Common Ingestion Checks

print(collection.shape)       # (n_vectors, dim)
print(collection.max_id)      # highest internal numeric ID, mostly diagnostic
print(collection.is_id_exists("manual-001#3"))
print(collection.stats())
print(collection.list_fields())

Common Ingestion Errors

Symptom Likely cause Fix
dimension error Vector length does not match collection dim. Validate embedding shape before insertion.
duplicate ID error The public ID already exists and you used add(). Use a new ID or use upsert().
missing metadata in results Search was called without return_fields=True. Set return_fields=True or query fields separately.
empty query result query() was called without where or filter_ids. Pass a filter or explicit IDs.
large HTTP request rejected Server payload or batch limit was exceeded. Lower batch_size or increase server limits.

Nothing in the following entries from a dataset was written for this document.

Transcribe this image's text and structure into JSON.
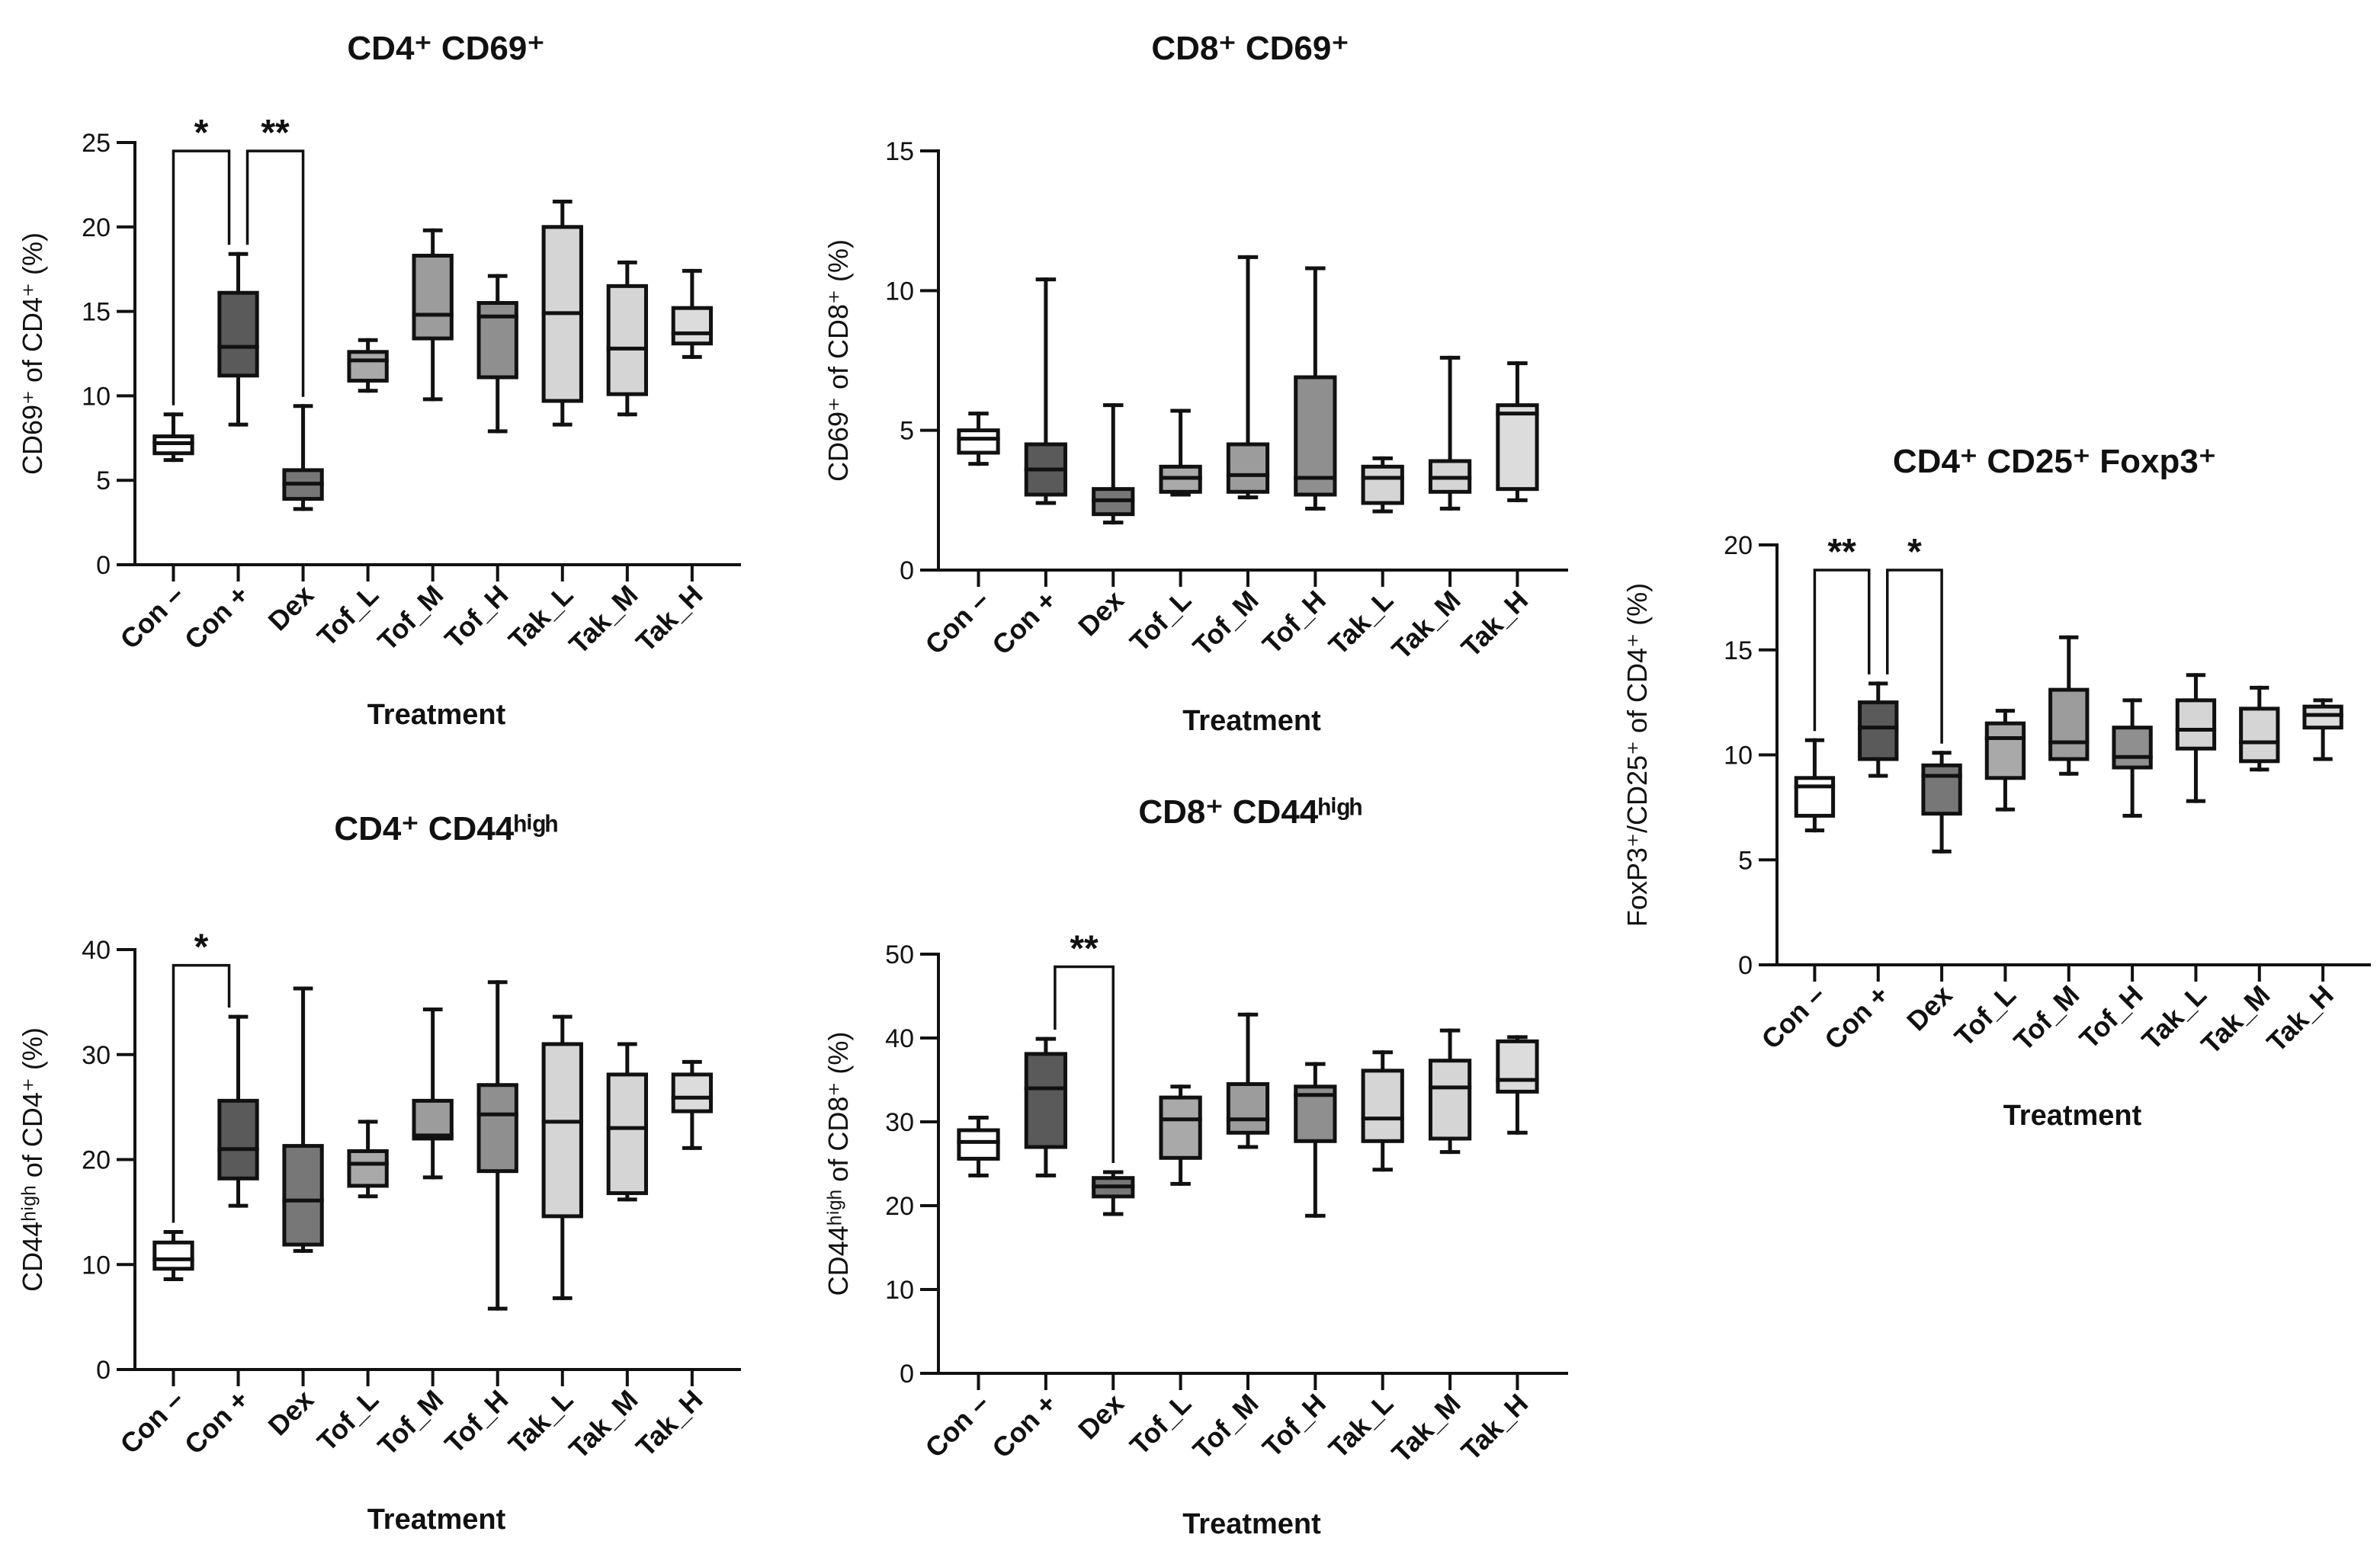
{
  "figure": {
    "xlabel": "Treatment"
  },
  "chart_data": [
    {
      "id": "cd4_cd69",
      "type": "boxplot",
      "title": "CD4⁺ CD69⁺",
      "ylabel": "CD69⁺ of CD4⁺ (%)",
      "xlabel": "Treatment",
      "ylim": [
        0,
        25
      ],
      "yticks": [
        0,
        5,
        10,
        15,
        20,
        25
      ],
      "categories": [
        "Con –",
        "Con +",
        "Dex",
        "Tof_L",
        "Tof_M",
        "Tof_H",
        "Tak_L",
        "Tak_M",
        "Tak_H"
      ],
      "boxes": [
        {
          "min": 6.2,
          "q1": 6.6,
          "median": 7.2,
          "q3": 7.6,
          "max": 8.9
        },
        {
          "min": 8.3,
          "q1": 11.2,
          "median": 12.9,
          "q3": 16.1,
          "max": 18.4
        },
        {
          "min": 3.3,
          "q1": 3.9,
          "median": 4.8,
          "q3": 5.6,
          "max": 9.4
        },
        {
          "min": 10.3,
          "q1": 10.9,
          "median": 12.1,
          "q3": 12.6,
          "max": 13.3
        },
        {
          "min": 9.8,
          "q1": 13.4,
          "median": 14.8,
          "q3": 18.3,
          "max": 19.8
        },
        {
          "min": 7.9,
          "q1": 11.1,
          "median": 14.7,
          "q3": 15.5,
          "max": 17.1
        },
        {
          "min": 8.3,
          "q1": 9.7,
          "median": 14.9,
          "q3": 20.0,
          "max": 21.5
        },
        {
          "min": 8.9,
          "q1": 10.1,
          "median": 12.8,
          "q3": 16.5,
          "max": 17.9
        },
        {
          "min": 12.3,
          "q1": 13.1,
          "median": 13.7,
          "q3": 15.2,
          "max": 17.4
        }
      ],
      "significance": [
        {
          "from": 0,
          "to": 1,
          "label": "*",
          "y": 24.5
        },
        {
          "from": 1,
          "to": 2,
          "label": "**",
          "y": 24.5
        }
      ]
    },
    {
      "id": "cd8_cd69",
      "type": "boxplot",
      "title": "CD8⁺ CD69⁺",
      "ylabel": "CD69⁺ of CD8⁺ (%)",
      "xlabel": "Treatment",
      "ylim": [
        0,
        15
      ],
      "yticks": [
        0,
        5,
        10,
        15
      ],
      "categories": [
        "Con –",
        "Con +",
        "Dex",
        "Tof_L",
        "Tof_M",
        "Tof_H",
        "Tak_L",
        "Tak_M",
        "Tak_H"
      ],
      "boxes": [
        {
          "min": 3.8,
          "q1": 4.2,
          "median": 4.7,
          "q3": 5.0,
          "max": 5.6
        },
        {
          "min": 2.4,
          "q1": 2.7,
          "median": 3.6,
          "q3": 4.5,
          "max": 10.4
        },
        {
          "min": 1.7,
          "q1": 2.0,
          "median": 2.5,
          "q3": 2.9,
          "max": 5.9
        },
        {
          "min": 2.7,
          "q1": 2.8,
          "median": 3.3,
          "q3": 3.7,
          "max": 5.7
        },
        {
          "min": 2.6,
          "q1": 2.8,
          "median": 3.4,
          "q3": 4.5,
          "max": 11.2
        },
        {
          "min": 2.2,
          "q1": 2.7,
          "median": 3.3,
          "q3": 6.9,
          "max": 10.8
        },
        {
          "min": 2.1,
          "q1": 2.4,
          "median": 3.3,
          "q3": 3.7,
          "max": 4.0
        },
        {
          "min": 2.2,
          "q1": 2.8,
          "median": 3.3,
          "q3": 3.9,
          "max": 7.6
        },
        {
          "min": 2.5,
          "q1": 2.9,
          "median": 5.6,
          "q3": 5.9,
          "max": 7.4
        }
      ],
      "significance": []
    },
    {
      "id": "cd4_cd25_foxp3",
      "type": "boxplot",
      "title": "CD4⁺ CD25⁺ Foxp3⁺",
      "ylabel": "FoxP3⁺/CD25⁺ of CD4⁺ (%)",
      "xlabel": "Treatment",
      "ylim": [
        0,
        20
      ],
      "yticks": [
        0,
        5,
        10,
        15,
        20
      ],
      "categories": [
        "Con –",
        "Con +",
        "Dex",
        "Tof_L",
        "Tof_M",
        "Tof_H",
        "Tak_L",
        "Tak_M",
        "Tak_H"
      ],
      "boxes": [
        {
          "min": 6.4,
          "q1": 7.1,
          "median": 8.5,
          "q3": 8.9,
          "max": 10.7
        },
        {
          "min": 9.0,
          "q1": 9.8,
          "median": 11.3,
          "q3": 12.5,
          "max": 13.4
        },
        {
          "min": 5.4,
          "q1": 7.2,
          "median": 9.0,
          "q3": 9.5,
          "max": 10.1
        },
        {
          "min": 7.4,
          "q1": 8.9,
          "median": 10.8,
          "q3": 11.5,
          "max": 12.1
        },
        {
          "min": 9.1,
          "q1": 9.8,
          "median": 10.6,
          "q3": 13.1,
          "max": 15.6
        },
        {
          "min": 7.1,
          "q1": 9.4,
          "median": 9.9,
          "q3": 11.3,
          "max": 12.6
        },
        {
          "min": 7.8,
          "q1": 10.3,
          "median": 11.2,
          "q3": 12.6,
          "max": 13.8
        },
        {
          "min": 9.3,
          "q1": 9.7,
          "median": 10.6,
          "q3": 12.2,
          "max": 13.2
        },
        {
          "min": 9.8,
          "q1": 11.3,
          "median": 11.9,
          "q3": 12.3,
          "max": 12.6
        }
      ],
      "significance": [
        {
          "from": 0,
          "to": 1,
          "label": "**",
          "y": 18.8
        },
        {
          "from": 1,
          "to": 2,
          "label": "*",
          "y": 18.8
        }
      ]
    },
    {
      "id": "cd4_cd44high",
      "type": "boxplot",
      "title": "CD4⁺ CD44ʰⁱᵍʰ",
      "ylabel": "CD44ʰⁱᵍʰ of CD4⁺ (%)",
      "xlabel": "Treatment",
      "ylim": [
        0,
        40
      ],
      "yticks": [
        0,
        10,
        20,
        30,
        40
      ],
      "categories": [
        "Con –",
        "Con +",
        "Dex",
        "Tof_L",
        "Tof_M",
        "Tof_H",
        "Tak_L",
        "Tak_M",
        "Tak_H"
      ],
      "boxes": [
        {
          "min": 8.6,
          "q1": 9.6,
          "median": 10.5,
          "q3": 12.1,
          "max": 13.1
        },
        {
          "min": 15.6,
          "q1": 18.2,
          "median": 21.0,
          "q3": 25.6,
          "max": 33.6
        },
        {
          "min": 11.3,
          "q1": 11.9,
          "median": 16.1,
          "q3": 21.3,
          "max": 36.3
        },
        {
          "min": 16.5,
          "q1": 17.5,
          "median": 19.6,
          "q3": 20.8,
          "max": 23.6
        },
        {
          "min": 18.3,
          "q1": 22.0,
          "median": 22.3,
          "q3": 25.6,
          "max": 34.3
        },
        {
          "min": 5.8,
          "q1": 18.9,
          "median": 24.3,
          "q3": 27.1,
          "max": 36.9
        },
        {
          "min": 6.8,
          "q1": 14.6,
          "median": 23.6,
          "q3": 31.0,
          "max": 33.6
        },
        {
          "min": 16.2,
          "q1": 16.8,
          "median": 23.0,
          "q3": 28.1,
          "max": 31.0
        },
        {
          "min": 21.1,
          "q1": 24.6,
          "median": 25.9,
          "q3": 28.1,
          "max": 29.3
        }
      ],
      "significance": [
        {
          "from": 0,
          "to": 1,
          "label": "*",
          "y": 38.5
        }
      ]
    },
    {
      "id": "cd8_cd44high",
      "type": "boxplot",
      "title": "CD8⁺ CD44ʰⁱᵍʰ",
      "ylabel": "CD44ʰⁱᵍʰ of CD8⁺ (%)",
      "xlabel": "Treatment",
      "ylim": [
        0,
        50
      ],
      "yticks": [
        0,
        10,
        20,
        30,
        40,
        50
      ],
      "categories": [
        "Con –",
        "Con +",
        "Dex",
        "Tof_L",
        "Tof_M",
        "Tof_H",
        "Tak_L",
        "Tak_M",
        "Tak_H"
      ],
      "boxes": [
        {
          "min": 23.6,
          "q1": 25.6,
          "median": 27.6,
          "q3": 29.0,
          "max": 30.5
        },
        {
          "min": 23.6,
          "q1": 27.0,
          "median": 34.0,
          "q3": 38.1,
          "max": 39.9
        },
        {
          "min": 19.0,
          "q1": 21.1,
          "median": 22.3,
          "q3": 23.3,
          "max": 24.0
        },
        {
          "min": 22.6,
          "q1": 25.7,
          "median": 30.3,
          "q3": 32.9,
          "max": 34.2
        },
        {
          "min": 27.0,
          "q1": 28.7,
          "median": 30.3,
          "q3": 34.5,
          "max": 42.8
        },
        {
          "min": 18.8,
          "q1": 27.7,
          "median": 33.2,
          "q3": 34.2,
          "max": 36.9
        },
        {
          "min": 24.3,
          "q1": 27.7,
          "median": 30.4,
          "q3": 36.1,
          "max": 38.3
        },
        {
          "min": 26.4,
          "q1": 28.0,
          "median": 34.1,
          "q3": 37.3,
          "max": 40.9
        },
        {
          "min": 28.7,
          "q1": 33.6,
          "median": 35.0,
          "q3": 39.6,
          "max": 40.1
        }
      ],
      "significance": [
        {
          "from": 1,
          "to": 2,
          "label": "**",
          "y": 48.5
        }
      ]
    }
  ],
  "colors": {
    "ink": "#111111",
    "fills": [
      "#ffffff",
      "#5a5a5a",
      "#777777",
      "#a9a9a9",
      "#9c9c9c",
      "#8f8f8f",
      "#d5d5d5",
      "#d5d5d5",
      "#dcdcdc"
    ]
  }
}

Ingestion Recipe for Production

  1. Generate embeddings in float32, or choose dtypes="float16" when storage footprint matters more than full precision.
  2. Assign stable public IDs as strings or non-negative integers.
  3. Store tenant, language, timestamps, display text, and reranking payloads in metadata fields.
  4. Insert in batches with add() or insert_session().add().
  5. Call build_index() or rebuild the index after a large load.
  6. Run a few known vector, document, BM25, and filter queries.
  7. Call checkpoint() before snapshot or controlled shutdown.